O Congresso Nacional precisa ouvir a voz das ruas. Muitas das reivindicações da extensa e difusa pauta vista nas manifestações falam diretamente ao Legislativo. E o alerta reveste-se de ainda mais urgência e importância pela total falta de senso da Comissão de Direitos Humanos e Minorias (CDHM) da Câmara dos Deputados na véspera do Dia Nacional de Lutas. A aprovação, terça-feira, do projeto de decreto legislativo que insiste em classificar o homossexualismo como doença foi prova inequívoca da dessintonia entre esse poder e a sociedade.

Tratou-se de clara provocação, pois multidões já haviam ocupado espaços públicos para contestar a medida e, mais até, pedir o afastamento do cargo do presidente da Comissão, Marco Feliciano.

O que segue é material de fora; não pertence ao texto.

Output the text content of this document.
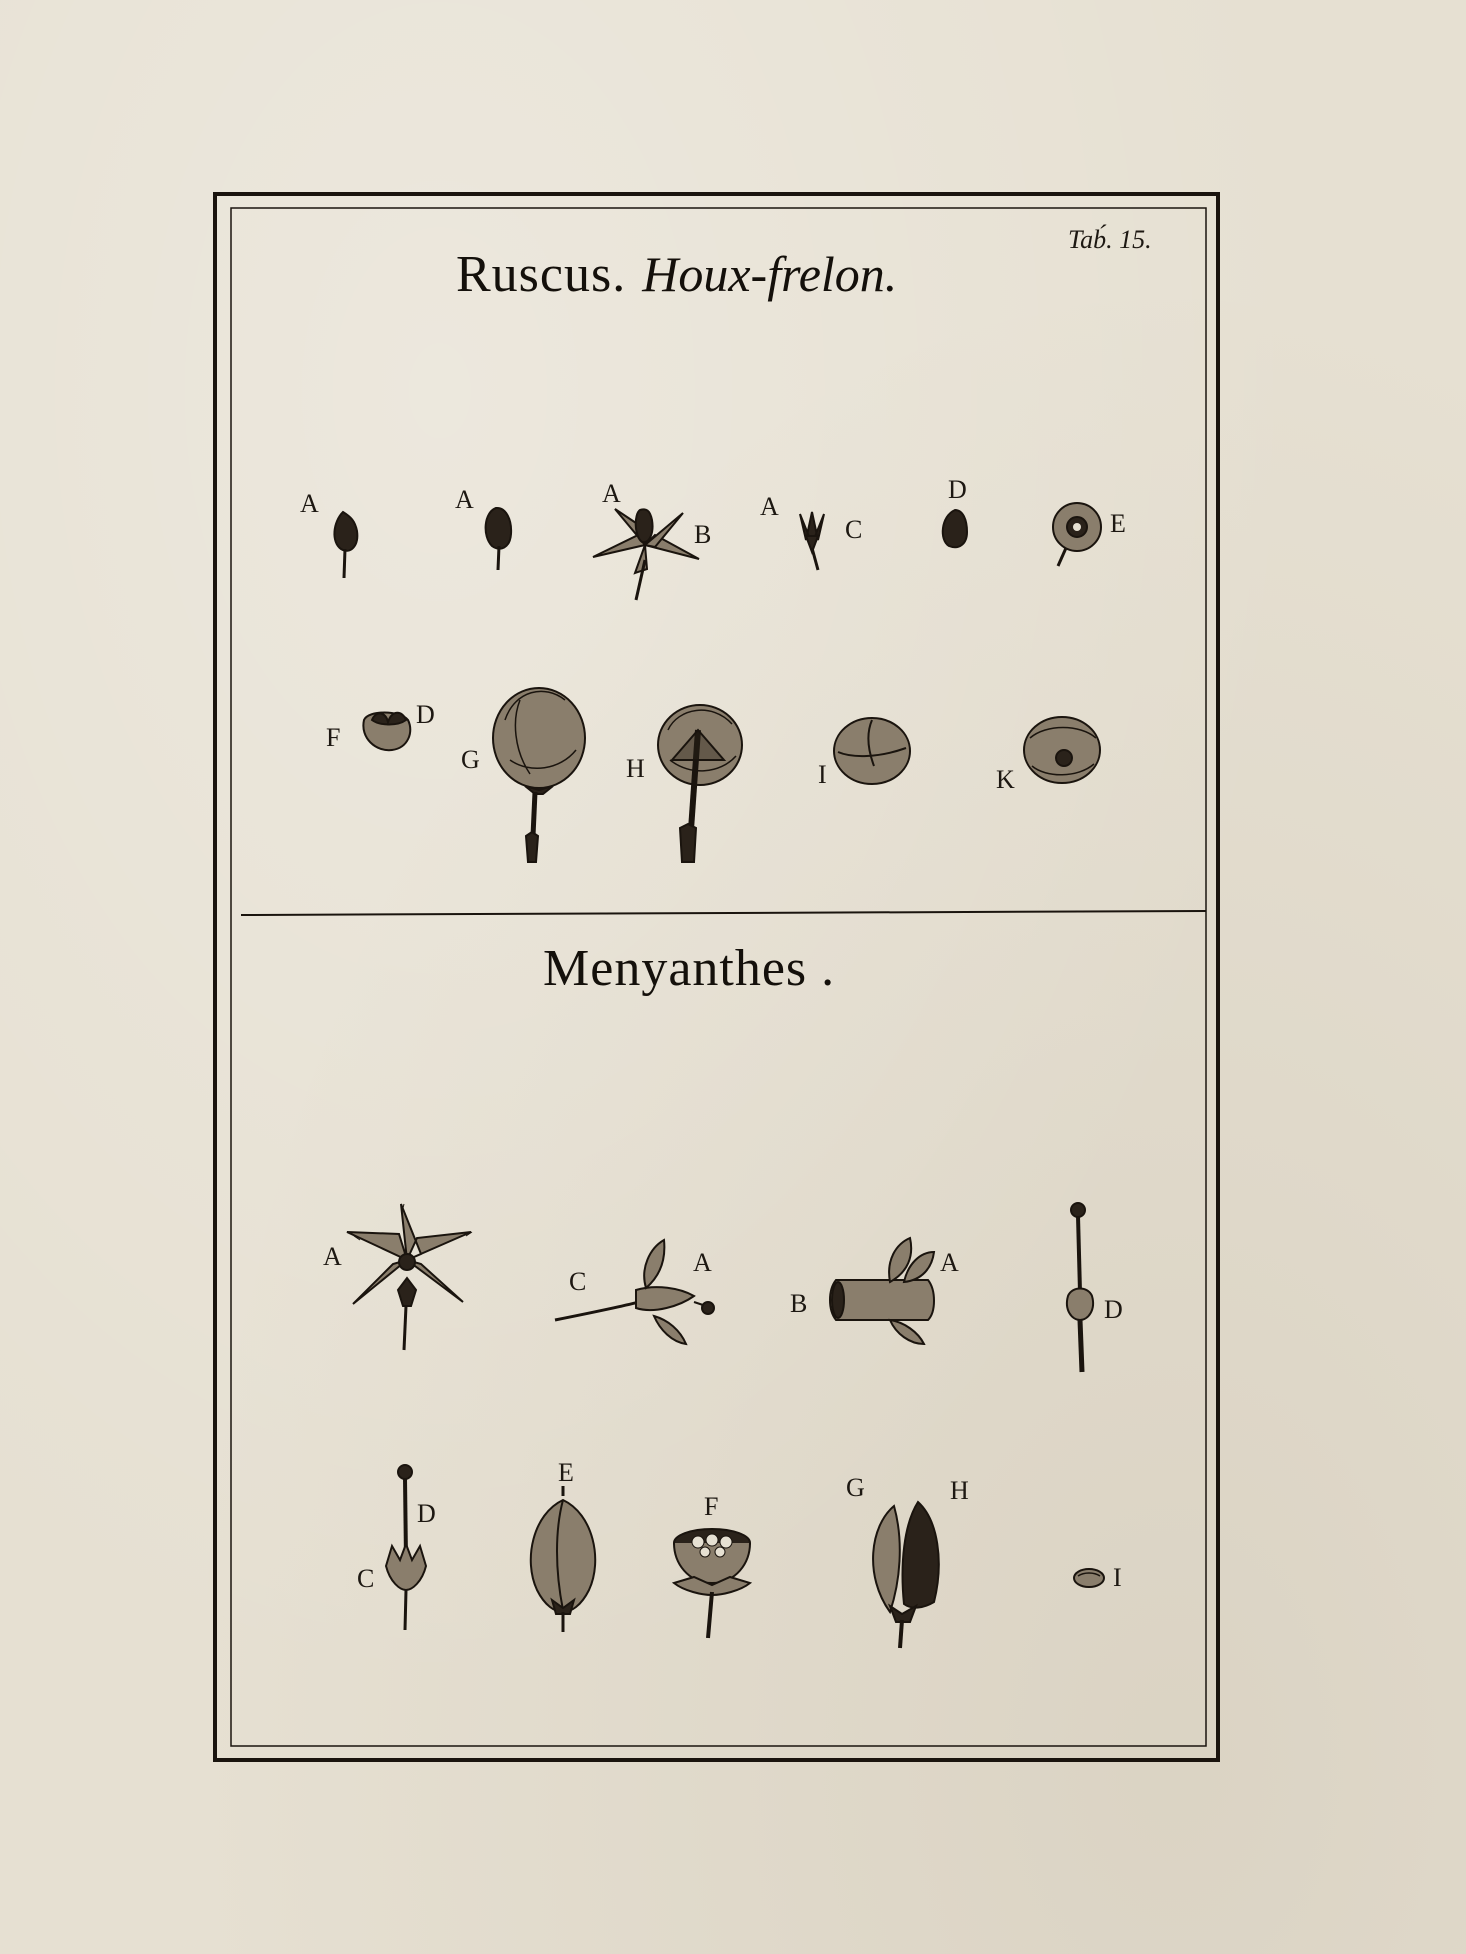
Tab́. 15.
Ruscus. Houx-frelon.
A	A	A
B
A
C
D
E
F
D
G	H	I	K
Menyanthes .
A
C
A
B
A
D
D
C
E
F
G	H
I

Além de fazer ouvidos moucos ao "Fora, Feliciano", o deputado, com apoio dos pares, levou adiante o retrocesso da ideia de "cura gay" — há mais de duas décadas rejeitada pela Organização Mundial da Saúde (OMS). Resta agora contar que o desatino seja reparado por uma das duas comissões da casa por onde terá de tramitar antes de seguir para o Senado.

Mas existem muitas outras vias pelas quais o Congresso avança na contramão dos anseios populares. Afronta sem tamanho é a tentativa de abrir brechas na Lei da Ficha Limpa, iniciativa apenas aprovada após a coleta de 1,6 milhão de assinaturas de eleitores, além de outros mais de 2 milhões em petição virtual (colhidas pela internet). Pois um grupo de deputados não teve escrúpulo ao pôr em andamento proposta de lei complementar que permite a candidatura de prefeito condenado por tribunal de contas, desde que não tenha sido igualmente sentenciado pela câmara municipal, fórum em que muitos deles detêm maioria.

Na caminhada de encontro ao povo nas ruas, sobressai-se a Proposta de Emenda Constitucional (PEC) nº 37. Prevista para ser votada em plenário na próxima quarta-feira, a iniciativa esvazia o poder de investigação do Ministério Público em processos criminais, como na apuração de denúncias de corrupção, e sua contestação é uma das campeãs de presença em faixas e cartazes exibidos nas manifestações. Outra PEC, a de nº 33, aprovada em votação relâmpago pela Comissão de Constituição e Justiça da Câmara, arromba o princípio da separação e da independência dos poderes para tentar restringir a ação do Supremo Tribunal Federal. A excrescência pretende assegurar ao Legislativo a última palavra em relação à constitucionalidade de leis e ao efeito vinculante de súmulas aprovadas pelo STF.

Os presidentes das duas casas precisam convocar os líderes partidários para análise conjunta dos protestos. O Congresso é a casa do povo. Mais do que desejo, é exigência da sociedade que entre em compasso com seus anseios. Mas só há pouco, por exemplo, depois de série de reportagens do Correio contestando o abuso, deputados e senadores abriram mão do privilégio — negado à classe trabalhadora do país — ao 14º e ao 15º salários. E ainda agarram-se ao escudo do voto secreto e aprovam despesas sem definir as fontes de cobertura. Agora mesmo, querem criar quatro tribunais regionais federais (TRFs), ao custo de quase R$ 1 bilhão por ano.

Fonte: Jornal do Commercio.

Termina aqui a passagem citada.